Runtime Connectivity Control
When offline mode is enabled, the PDP exposes HTTP endpoints that let you toggle control plane connectivity at runtime — without restarting the container.
All connectivity endpoints are authenticated with the PDP API key (the same PDP_API_KEY used to start the PDP). Pass it via the Authorization: Bearer <PDP_API_KEY> header.
Get Connectivity Status
GET /control-plane/connectivity
Returns the current connectivity state.
Response:
{
"control_plane_connectivity_disabled": true,
"offline_mode_enabled": true
}
| Field | Description |
|---|---|
control_plane_connectivity_disabled | true when the PDP is disconnected from the control plane |
offline_mode_enabled | true when offline mode is enabled on this PDP |
Enable Connectivity (Reconnect)
POST /control-plane/connectivity/enable
Reconnects the PDP to the control plane. This starts the policy and data updaters, triggering a full rehydration — the PDP will refetch policies and data from Permit Cloud.
Response:
{ "status": "enabled" }
Returns { "status": "already_enabled" } if connectivity is already active.
Returns 400 Bad Request if offline mode is not enabled.
Disable Connectivity (Disconnect)
POST /control-plane/connectivity/disable
Disconnects the PDP from the control plane. This stops the policy and data updaters. The policy store continues serving decisions from its current in-memory state.
Response:
{ "status": "disabled" }
Returns { "status": "already_disabled" } if connectivity is already disabled.
Returns 400 Bad Request if offline mode is not enabled.
Example: Reconnecting a Disconnected PDP
# Check current status
curl -s http://localhost:7766/control-plane/connectivity \
-H "Authorization: Bearer <YOUR_PDP_API_KEY>"
# Reconnect to the control plane
curl -s -X POST http://localhost:7766/control-plane/connectivity/enable \
-H "Authorization: Bearer <YOUR_PDP_API_KEY>"

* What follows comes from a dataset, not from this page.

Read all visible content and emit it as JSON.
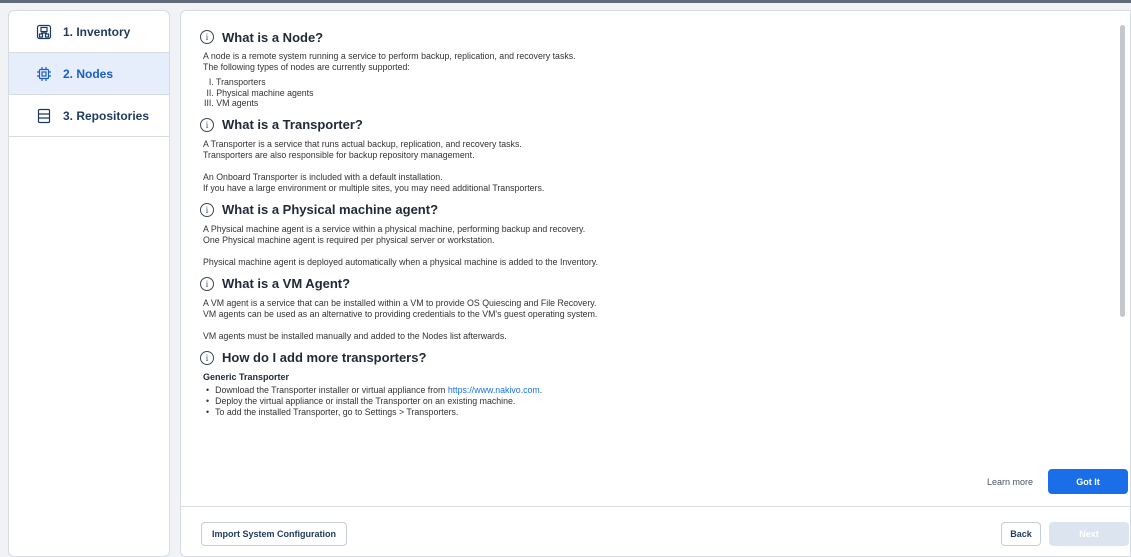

Backup and Restore Resiliency
For stronger resilience, it is recommended to back up the volume or host directory that you mounted into the container at the path configured by PDP_OFFLINE_MODE_BACKUP_DIR (default: /app/backup) frequently. This gives you an additional recovery point if the local backup files become corrupted or if policy data is deleted accidentally, allowing you to restore the PDP locally while the corresponding state is being restored in the Permit control plane.

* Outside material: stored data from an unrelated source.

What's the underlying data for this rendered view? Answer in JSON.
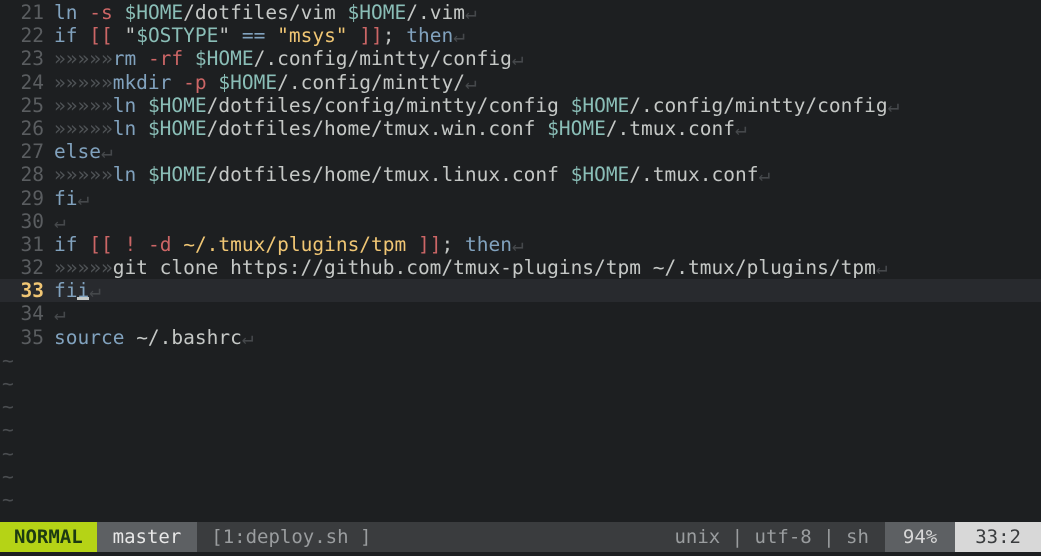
{
  "editor": {
    "name": "vim",
    "filetype": "sh",
    "tab_char": "»",
    "eol_char": "↵",
    "tilde_char": "~",
    "colors": {
      "background": "#1d1f21",
      "cursorline_bg": "#282a2e",
      "linenr": "#5a5d60",
      "cursor_linenr": "#f0c674",
      "keyword": "#81a2be",
      "operator": "#cc6666",
      "variable": "#8abeb7",
      "string": "#f0c674",
      "plain": "#c5c8c6",
      "tab_marker": "#4f5356",
      "eol_marker": "#45484b",
      "tilde": "#4a4d50",
      "mode_bg": "#b5d316",
      "mode_fg": "#1d3a12",
      "branch_bg": "#5d6063",
      "file_bg": "#3a3c3e",
      "pos_bg": "#d8d8d8"
    }
  },
  "lines": [
    {
      "number": "21",
      "cursor": false,
      "tokens": [
        {
          "cls": "t-kw",
          "text": "ln"
        },
        {
          "cls": "t-plain",
          "text": " "
        },
        {
          "cls": "t-op",
          "text": "-s"
        },
        {
          "cls": "t-plain",
          "text": " "
        },
        {
          "cls": "t-var",
          "text": "$HOME"
        },
        {
          "cls": "t-plain",
          "text": "/dotfiles/vim "
        },
        {
          "cls": "t-var",
          "text": "$HOME"
        },
        {
          "cls": "t-plain",
          "text": "/.vim"
        },
        {
          "cls": "t-eol",
          "text": "↵"
        }
      ]
    },
    {
      "number": "22",
      "cursor": false,
      "tokens": [
        {
          "cls": "t-kw",
          "text": "if"
        },
        {
          "cls": "t-plain",
          "text": " "
        },
        {
          "cls": "t-op",
          "text": "[["
        },
        {
          "cls": "t-plain",
          "text": " \""
        },
        {
          "cls": "t-var",
          "text": "$OSTYPE"
        },
        {
          "cls": "t-plain",
          "text": "\" "
        },
        {
          "cls": "t-kw",
          "text": "=="
        },
        {
          "cls": "t-plain",
          "text": " "
        },
        {
          "cls": "t-str",
          "text": "\"msys\""
        },
        {
          "cls": "t-plain",
          "text": " "
        },
        {
          "cls": "t-op",
          "text": "]]"
        },
        {
          "cls": "t-punct",
          "text": "; "
        },
        {
          "cls": "t-kw",
          "text": "then"
        },
        {
          "cls": "t-eol",
          "text": "↵"
        }
      ]
    },
    {
      "number": "23",
      "cursor": false,
      "tokens": [
        {
          "cls": "t-tab",
          "text": "»»»»»"
        },
        {
          "cls": "t-kw",
          "text": "rm"
        },
        {
          "cls": "t-plain",
          "text": " "
        },
        {
          "cls": "t-op",
          "text": "-rf"
        },
        {
          "cls": "t-plain",
          "text": " "
        },
        {
          "cls": "t-var",
          "text": "$HOME"
        },
        {
          "cls": "t-plain",
          "text": "/.config/mintty/config"
        },
        {
          "cls": "t-eol",
          "text": "↵"
        }
      ]
    },
    {
      "number": "24",
      "cursor": false,
      "tokens": [
        {
          "cls": "t-tab",
          "text": "»»»»»"
        },
        {
          "cls": "t-kw",
          "text": "mkdir"
        },
        {
          "cls": "t-plain",
          "text": " "
        },
        {
          "cls": "t-op",
          "text": "-p"
        },
        {
          "cls": "t-plain",
          "text": " "
        },
        {
          "cls": "t-var",
          "text": "$HOME"
        },
        {
          "cls": "t-plain",
          "text": "/.config/mintty/"
        },
        {
          "cls": "t-eol",
          "text": "↵"
        }
      ]
    },
    {
      "number": "25",
      "cursor": false,
      "tokens": [
        {
          "cls": "t-tab",
          "text": "»»»»»"
        },
        {
          "cls": "t-kw",
          "text": "ln"
        },
        {
          "cls": "t-plain",
          "text": " "
        },
        {
          "cls": "t-var",
          "text": "$HOME"
        },
        {
          "cls": "t-plain",
          "text": "/dotfiles/config/mintty/config "
        },
        {
          "cls": "t-var",
          "text": "$HOME"
        },
        {
          "cls": "t-plain",
          "text": "/.config/mintty/config"
        },
        {
          "cls": "t-eol",
          "text": "↵"
        }
      ]
    },
    {
      "number": "26",
      "cursor": false,
      "tokens": [
        {
          "cls": "t-tab",
          "text": "»»»»»"
        },
        {
          "cls": "t-kw",
          "text": "ln"
        },
        {
          "cls": "t-plain",
          "text": " "
        },
        {
          "cls": "t-var",
          "text": "$HOME"
        },
        {
          "cls": "t-plain",
          "text": "/dotfiles/home/tmux.win.conf "
        },
        {
          "cls": "t-var",
          "text": "$HOME"
        },
        {
          "cls": "t-plain",
          "text": "/.tmux.conf"
        },
        {
          "cls": "t-eol",
          "text": "↵"
        }
      ]
    },
    {
      "number": "27",
      "cursor": false,
      "tokens": [
        {
          "cls": "t-kw",
          "text": "else"
        },
        {
          "cls": "t-eol",
          "text": "↵"
        }
      ]
    },
    {
      "number": "28",
      "cursor": false,
      "tokens": [
        {
          "cls": "t-tab",
          "text": "»»»»»"
        },
        {
          "cls": "t-kw",
          "text": "ln"
        },
        {
          "cls": "t-plain",
          "text": " "
        },
        {
          "cls": "t-var",
          "text": "$HOME"
        },
        {
          "cls": "t-plain",
          "text": "/dotfiles/home/tmux.linux.conf "
        },
        {
          "cls": "t-var",
          "text": "$HOME"
        },
        {
          "cls": "t-plain",
          "text": "/.tmux.conf"
        },
        {
          "cls": "t-eol",
          "text": "↵"
        }
      ]
    },
    {
      "number": "29",
      "cursor": false,
      "tokens": [
        {
          "cls": "t-kw",
          "text": "fi"
        },
        {
          "cls": "t-eol",
          "text": "↵"
        }
      ]
    },
    {
      "number": "30",
      "cursor": false,
      "tokens": [
        {
          "cls": "t-eol",
          "text": "↵"
        }
      ]
    },
    {
      "number": "31",
      "cursor": false,
      "tokens": [
        {
          "cls": "t-kw",
          "text": "if"
        },
        {
          "cls": "t-plain",
          "text": " "
        },
        {
          "cls": "t-op",
          "text": "[["
        },
        {
          "cls": "t-plain",
          "text": " "
        },
        {
          "cls": "t-op",
          "text": "!"
        },
        {
          "cls": "t-plain",
          "text": " "
        },
        {
          "cls": "t-op",
          "text": "-d"
        },
        {
          "cls": "t-plain",
          "text": " "
        },
        {
          "cls": "t-path",
          "text": "~/.tmux/plugins/tpm"
        },
        {
          "cls": "t-plain",
          "text": " "
        },
        {
          "cls": "t-op",
          "text": "]]"
        },
        {
          "cls": "t-punct",
          "text": "; "
        },
        {
          "cls": "t-kw",
          "text": "then"
        },
        {
          "cls": "t-eol",
          "text": "↵"
        }
      ]
    },
    {
      "number": "32",
      "cursor": false,
      "tokens": [
        {
          "cls": "t-tab",
          "text": "»»»»»"
        },
        {
          "cls": "t-plain",
          "text": "git clone https://github.com/tmux-plugins/tpm ~/.tmux/plugins/tpm"
        },
        {
          "cls": "t-eol",
          "text": "↵"
        }
      ]
    },
    {
      "number": "33",
      "cursor": true,
      "cursor_after_index": 0,
      "tokens": [
        {
          "cls": "t-kw",
          "text": "fi"
        },
        {
          "cls": "t-eol",
          "text": "↵"
        }
      ]
    },
    {
      "number": "34",
      "cursor": false,
      "tokens": [
        {
          "cls": "t-eol",
          "text": "↵"
        }
      ]
    },
    {
      "number": "35",
      "cursor": false,
      "tokens": [
        {
          "cls": "t-kw",
          "text": "source"
        },
        {
          "cls": "t-plain",
          "text": " ~/.bashrc"
        },
        {
          "cls": "t-eol",
          "text": "↵"
        }
      ]
    }
  ],
  "tilde_rows": [
    "~",
    "~",
    "~",
    "~",
    "~",
    "~",
    "~"
  ],
  "status": {
    "mode": "NORMAL",
    "branch": "master",
    "file": "[1:deploy.sh ]",
    "fileinfo": "unix | utf-8 | sh",
    "percent": "94%",
    "position": "33:2"
  }
}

When restoring the backup directory to an earlier point in time, start the PDP with PDP_CONTROL_PLANE_CONNECTIVITY_DISABLED=true so it serves from the restored local snapshot without immediately reconnecting to the control plane. After the desired state has also been restored in the control plane, re-enable connectivity via the runtime API or restart the PDP without that flag so normal synchronization can resume.
Advanced Configuration
| Variable | Description | Default |
|---|---|---|
PDP_ENABLE_OFFLINE_MODE | Enables offline mode with local backup and restore | false |
PDP_CONTROL_PLANE_CONNECTIVITY_DISABLED | When true (and offline mode is enabled), the PDP starts disconnected from the control plane and serves from local backup. Valid backup files are required; otherwise, the PDP falls back to connecting to the control plane. Can be toggled at runtime via the /control-plane/connectivity endpoints. | false |
PDP_OFFLINE_MODE_BACKUP_DIR | Directory used to store the PDP's offline-mode backup files | /app/backup |
PDP_OFFLINE_MODE_BACKUP_FILENAME | File name of the PDP's configuration backup file | pdp_cloud_config_backup.json |
PDP_OFFLINE_MODE_POLICY_BACKUP_FILENAME | File name of the policy store's backup (holds both data & code) within the PDP's backup dir. This replaces OPAL's OPAL_STORE_BACKUP_PATH. | policy_store_backup.json |
PDP_CONFIG_FETCH_MAX_RETRIES | Number of failed fetch attempts before the PDP switches to offline mode | 6 |
OPAL_STORE_BACKUP_INTERVAL | How often the policy store backup is saved | 1m |
Security Considerations
The PDP's configuration backup file is securely encrypted on disk using a key derived from your secret PDP_API_KEY token.
Currently, OPAL's policy store backup file is not encrypted, so make sure to secure the mounted host directory or volume where the backup files are stored. Contact Permit support if encryption of the policy store backup is required for your deployment.